= Anneliese Maier =

German historian of science (1905–1971)

Anneliese Maier (/de/; November 17, 1905 in Tübingen, Germany – December, 1971 in Rome, Italy) was a German historian of science particularly known for her work researching natural philosophy in the middle ages.

== Biography ==
Anneliese Maier was the daughter of the philosopher Heinrich Maier (1876–1933). She studied natural sciences and philosophy from 1923 to 1926 at the universities in Berlin and Zurich. In 1930 she finished her dissertation on Immanuel Kant (Kants Qualitätskategorien). She then worked for the Prussian Academy of Sciences. In 1936 she moved to Rome. There she worked until 1945 at the Biblioteca Apostolica Vaticana on the philosophy of nature.

According to E. J. Dijksterhuis, the path of the influence of Oresme through James of St. Martinus was found by Maier: "The fourteenth-century treatise De Latitudinibus formarum which, omitting all the speculative elements, gives a summary of the purely mathematical part of Oresme's own work, was very widely diffused, first in manuscript and later in print, and as Auctor de latitudinibus the anonymous author became better known than Oresme himself. Through later researches by Miss A. Maier, the identity of this Auctor has meanwhile been established: the man who ensured the survival of Oresme's methods was an Italian Augustinian hermit, James of St. Martinus, also called James of Naples."

In 1951 Maier became a professor at the University of Cologne. She became a member of the Academies of Sciences in Mainz (1949), Göttingen (1962) and Munich (1966). In 1966 she received the George Sarton Medal for her profound studies on the history of natural philosophy in the Middle Ages.

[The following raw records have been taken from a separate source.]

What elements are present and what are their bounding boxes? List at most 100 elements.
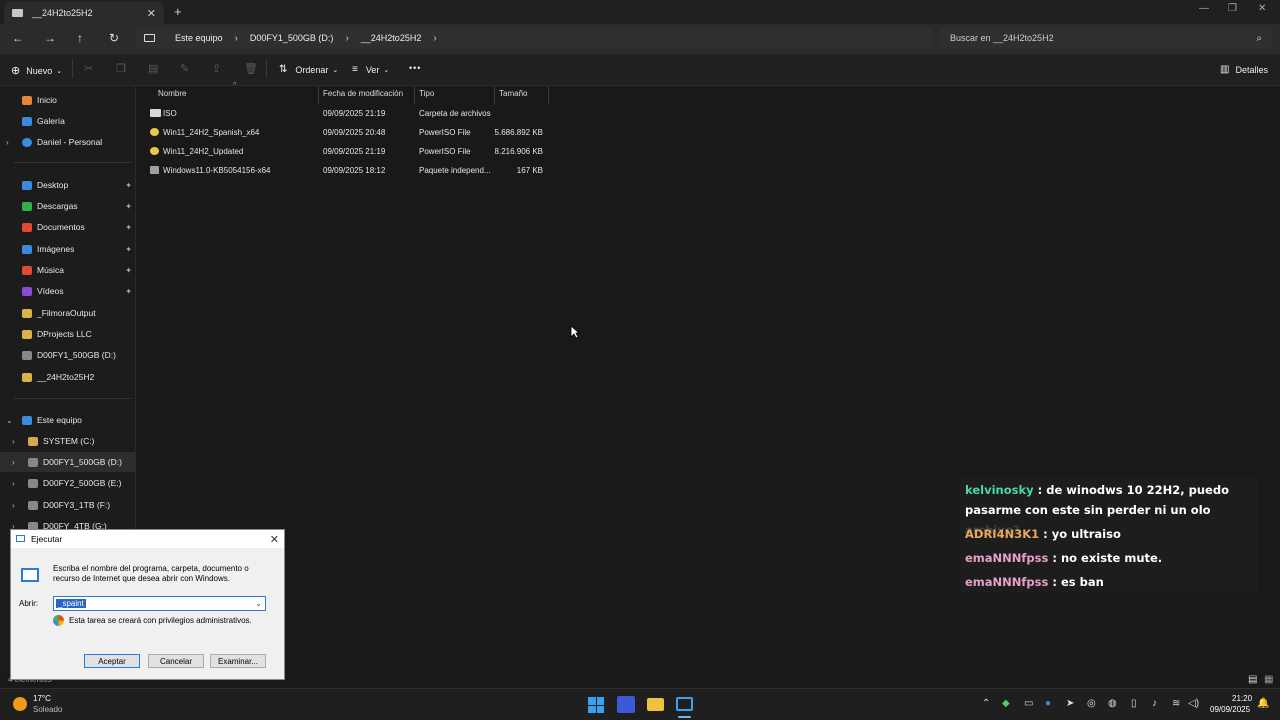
more-options-icon[interactable]: ••• [409, 63, 421, 73]
volume-icon[interactable]: ◁) [1188, 698, 1199, 709]
chevron-right-icon[interactable]: › [12, 458, 22, 467]
sidebar-item-onedrive[interactable]: › Daniel - Personal [0, 132, 136, 152]
share-icon[interactable]: ⇪ [212, 62, 221, 75]
browse-button[interactable]: Examinar... [210, 654, 266, 668]
pin-icon[interactable]: ✦ [125, 266, 132, 275]
minimize-button[interactable]: — [1199, 3, 1209, 14]
open-command-value[interactable]: _spaint [56, 599, 86, 608]
up-button[interactable]: ↑ [77, 31, 83, 45]
details-view-icon[interactable]: ▤ [1248, 674, 1257, 685]
microphone-icon[interactable]: ♪ [1152, 698, 1157, 709]
open-command-input[interactable]: _spaint ⌄ [53, 596, 266, 611]
paste-icon[interactable]: ▤ [148, 62, 158, 75]
column-header-name[interactable]: Nombre [158, 89, 186, 98]
sidebar-item-quick-access[interactable]: D00FY1_500GB (D:) [0, 345, 136, 365]
tray-app-icon[interactable]: ◍ [1108, 698, 1117, 709]
app-icon[interactable] [617, 696, 635, 713]
sidebar-item-este-equipo[interactable]: ⌄ Este equipo [0, 410, 136, 430]
weather-desc[interactable]: Soleado [33, 705, 62, 714]
chevron-right-icon[interactable]: › [12, 479, 22, 488]
ok-button[interactable]: Aceptar [84, 654, 140, 668]
sidebar-item-drive[interactable]: › D00FY1_500GB (D:) [0, 452, 136, 472]
column-header-date[interactable]: Fecha de modificación [323, 89, 403, 98]
forward-button[interactable]: → [44, 31, 56, 45]
details-button[interactable]: ▥ Detalles [1220, 64, 1268, 75]
pin-icon[interactable]: ✦ [125, 223, 132, 232]
view-button[interactable]: ≡ Ver ⌄ [352, 64, 389, 75]
close-icon[interactable]: ✕ [270, 533, 279, 546]
file-row[interactable]: Win11_24H2_Spanish_x64 09/09/2025 20:48 Po… [148, 124, 548, 142]
sidebar-item-quick-access[interactable]: Vídeos ✦ [0, 281, 136, 301]
wifi-icon[interactable]: ≋ [1172, 698, 1180, 709]
copy-icon[interactable]: ❐ [116, 62, 126, 75]
sidebar-item-quick-access[interactable]: Descargas ✦ [0, 196, 136, 216]
chevron-right-icon[interactable]: › [433, 33, 436, 44]
new-tab-button[interactable]: + [174, 4, 182, 19]
tray-app-icon[interactable]: ▭ [1024, 698, 1033, 709]
pin-icon[interactable]: ✦ [125, 287, 132, 296]
file-row[interactable]: ISO 09/09/2025 21:19 Carpeta de archivos [148, 105, 548, 123]
search-icon[interactable]: ⌕ [1256, 33, 1262, 44]
sidebar-item-quick-access[interactable]: Música ✦ [0, 260, 136, 280]
telegram-icon[interactable]: ➤ [1066, 698, 1074, 709]
sidebar-item-quick-access[interactable]: Imágenes ✦ [0, 239, 136, 259]
cancel-button[interactable]: Cancelar [148, 654, 204, 668]
breadcrumb-este-equipo[interactable]: Este equipo [175, 33, 223, 43]
chevron-right-icon[interactable]: › [12, 501, 22, 510]
clock-time[interactable]: 21:20 [1232, 694, 1252, 703]
chevron-right-icon[interactable]: › [6, 138, 16, 147]
sidebar-item-quick-access[interactable]: __24H2to25H2 [0, 367, 136, 387]
pin-icon[interactable]: ✦ [125, 181, 132, 190]
pin-icon[interactable]: ✦ [125, 202, 132, 211]
file-row[interactable]: Windows11.0-KB5054156-x64 09/09/2025 18:1… [148, 162, 548, 180]
chevron-down-icon[interactable]: ⌄ [6, 416, 16, 425]
column-divider[interactable] [414, 86, 415, 104]
chevron-right-icon[interactable]: › [235, 33, 238, 44]
sidebar-item-drive[interactable]: › D00FY3_1TB (F:) [0, 495, 136, 515]
sidebar-item-galeria[interactable]: Galería [0, 111, 136, 131]
column-divider[interactable] [494, 86, 495, 104]
file-row[interactable]: Win11_24H2_Updated 09/09/2025 21:19 PowerI… [148, 143, 548, 161]
run-taskbar-icon[interactable] [676, 697, 693, 711]
chevron-down-icon[interactable]: ⌄ [255, 599, 262, 608]
sort-button[interactable]: ⇅ Ordenar ⌄ [279, 64, 338, 75]
rename-icon[interactable]: ✎ [180, 62, 189, 75]
search-input[interactable]: Buscar en __24H2to25H2 ⌕ [940, 28, 1272, 48]
file-explorer-icon[interactable] [647, 698, 664, 711]
sidebar-item-drive[interactable]: › D00FY2_500GB (E:) [0, 473, 136, 493]
sidebar-item-quick-access[interactable]: DProjects LLC [0, 324, 136, 344]
column-header-size[interactable]: Tamaño [499, 89, 527, 98]
sidebar-item-quick-access[interactable]: Desktop ✦ [0, 175, 136, 195]
address-bar[interactable]: Este equipo › D00FY1_500GB (D:) › __24H2… [136, 28, 932, 48]
weather-temp[interactable]: 17°C [33, 694, 51, 703]
maximize-button[interactable]: ❐ [1228, 3, 1237, 14]
tray-app-icon[interactable]: ● [1045, 698, 1051, 709]
cut-icon[interactable]: ✂ [84, 62, 93, 75]
clock-date[interactable]: 09/09/2025 [1210, 705, 1250, 714]
delete-icon[interactable]: 🗑 [244, 62, 258, 75]
notification-bell-icon[interactable]: 🔔 [1257, 698, 1269, 709]
sidebar-item-quick-access[interactable]: Documentos ✦ [0, 217, 136, 237]
tray-app-icon[interactable]: ◆ [1002, 698, 1010, 709]
run-dialog-title-bar[interactable]: Ejecutar ✕ [11, 530, 284, 548]
discord-icon[interactable]: ◎ [1087, 698, 1096, 709]
refresh-button[interactable]: ↻ [109, 31, 119, 45]
sidebar-item-inicio[interactable]: Inicio [0, 90, 136, 110]
sun-icon[interactable] [13, 697, 27, 711]
chevron-up-icon[interactable]: ⌃ [982, 698, 990, 709]
close-window-button[interactable]: ✕ [1258, 3, 1266, 14]
chevron-right-icon[interactable]: › [12, 437, 22, 446]
start-icon[interactable] [588, 697, 604, 713]
usb-icon[interactable]: ▯ [1131, 698, 1137, 709]
breadcrumb-drive-d[interactable]: D00FY1_500GB (D:) [250, 33, 334, 43]
pin-icon[interactable]: ✦ [125, 245, 132, 254]
breadcrumb-current-folder[interactable]: __24H2to25H2 [361, 33, 422, 43]
chevron-right-icon[interactable]: › [345, 33, 348, 44]
close-tab-icon[interactable]: ✕ [147, 7, 156, 20]
column-divider[interactable] [318, 86, 319, 104]
tiles-view-icon[interactable]: ▦ [1264, 674, 1273, 685]
column-header-type[interactable]: Tipo [419, 89, 434, 98]
back-button[interactable]: ← [12, 31, 24, 45]
tab-current-folder[interactable]: __24H2to25H2 ✕ [4, 2, 164, 24]
sidebar-item-quick-access[interactable]: _FilmoraOutput [0, 303, 136, 323]
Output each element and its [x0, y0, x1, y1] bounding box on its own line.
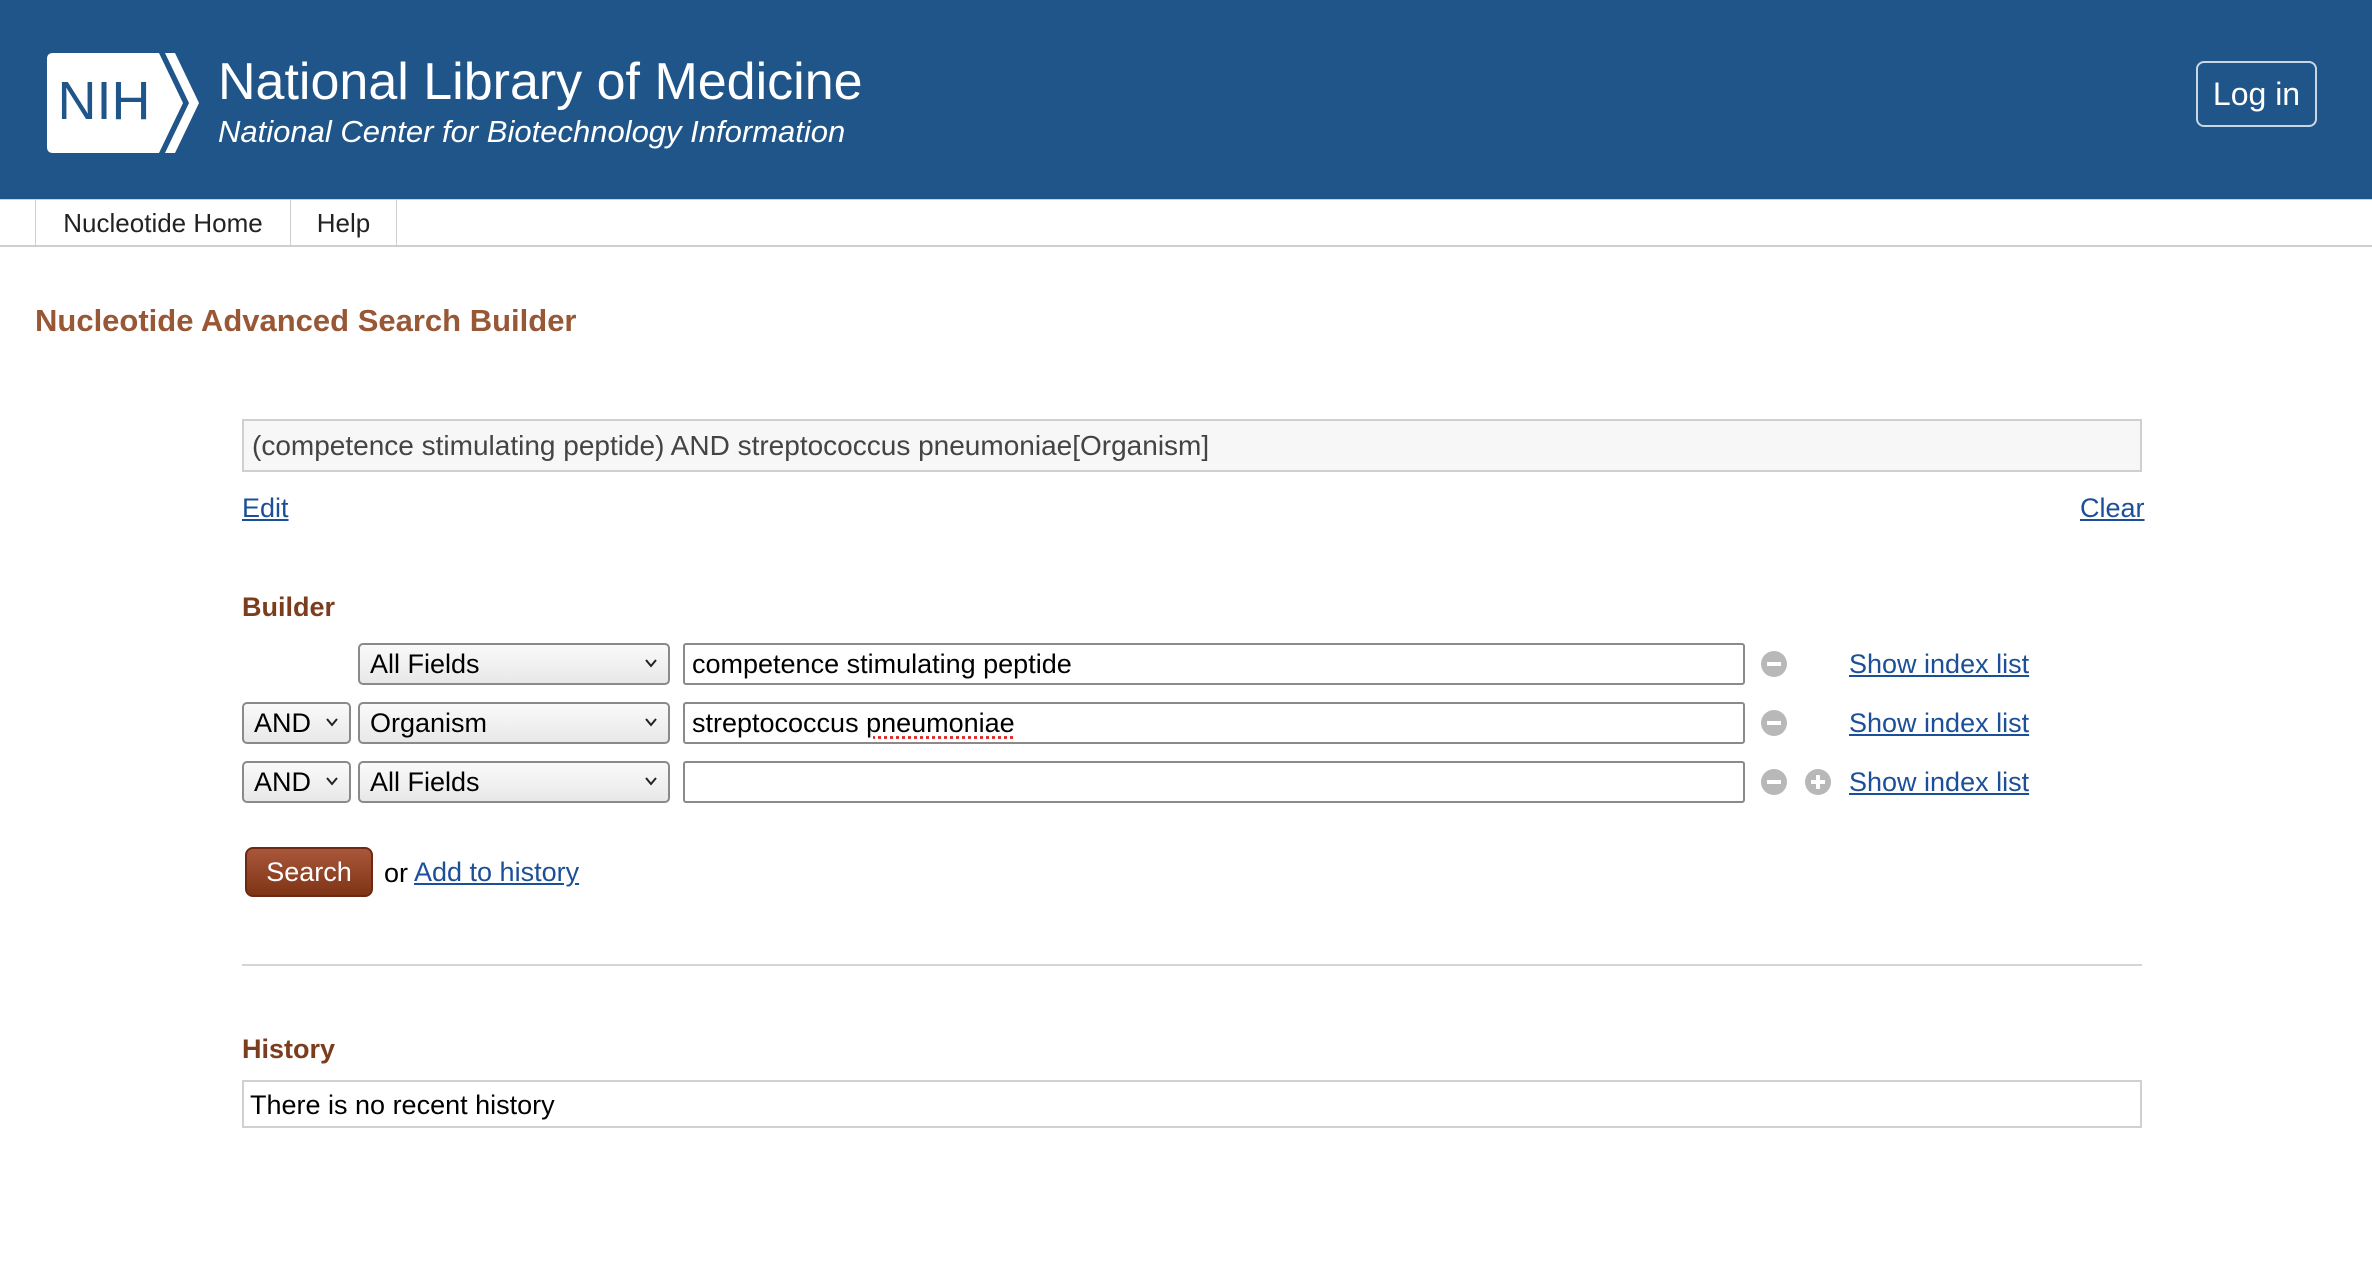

The Alexander von Humboldt Foundation has named a research grant after her, the Anneliese Maier Research Award, which is a "collaboration award to promote the internationalisation of the humanities and social sciences in Germany."

==Selected works==

- 1982: On the Threshold of Exact Science: Selected Writings of Anneliese Maier on Late Medieval Natural Philosophy, Steven D. Sargent, editor and translator, University of Pennsylvania Press.
- 1930: Kants Qualitätskategorien
- 1938: Die Mechanisierung des Weltbildes im 17. Jahrhundert
- Studien zur Naturphilosophie der Spätscholastik, 5 parts, 1949–1958.
  - 1949: Die Vorläufer Galileis im 14. Jahrhundert
  - 1951: Zwei Grundprobleme der scholastischen Naturphilosophie
  - 1952: An der Grenze von Scholastik und Naturwissenschaft
  - 1955: Metaphysische Hintergründe der spätscholastischen Naturphilosophie
  - 1958: Zwischen Philosophie und Mechanik. Studien zur Naturphilosophie der Spätscholastik
- 1964-1977: Ausgehendes Mittelalter: Gesammelte Aufsätze zur Geistesgeschichte des 14. Jahrhunderts, 3 volumes.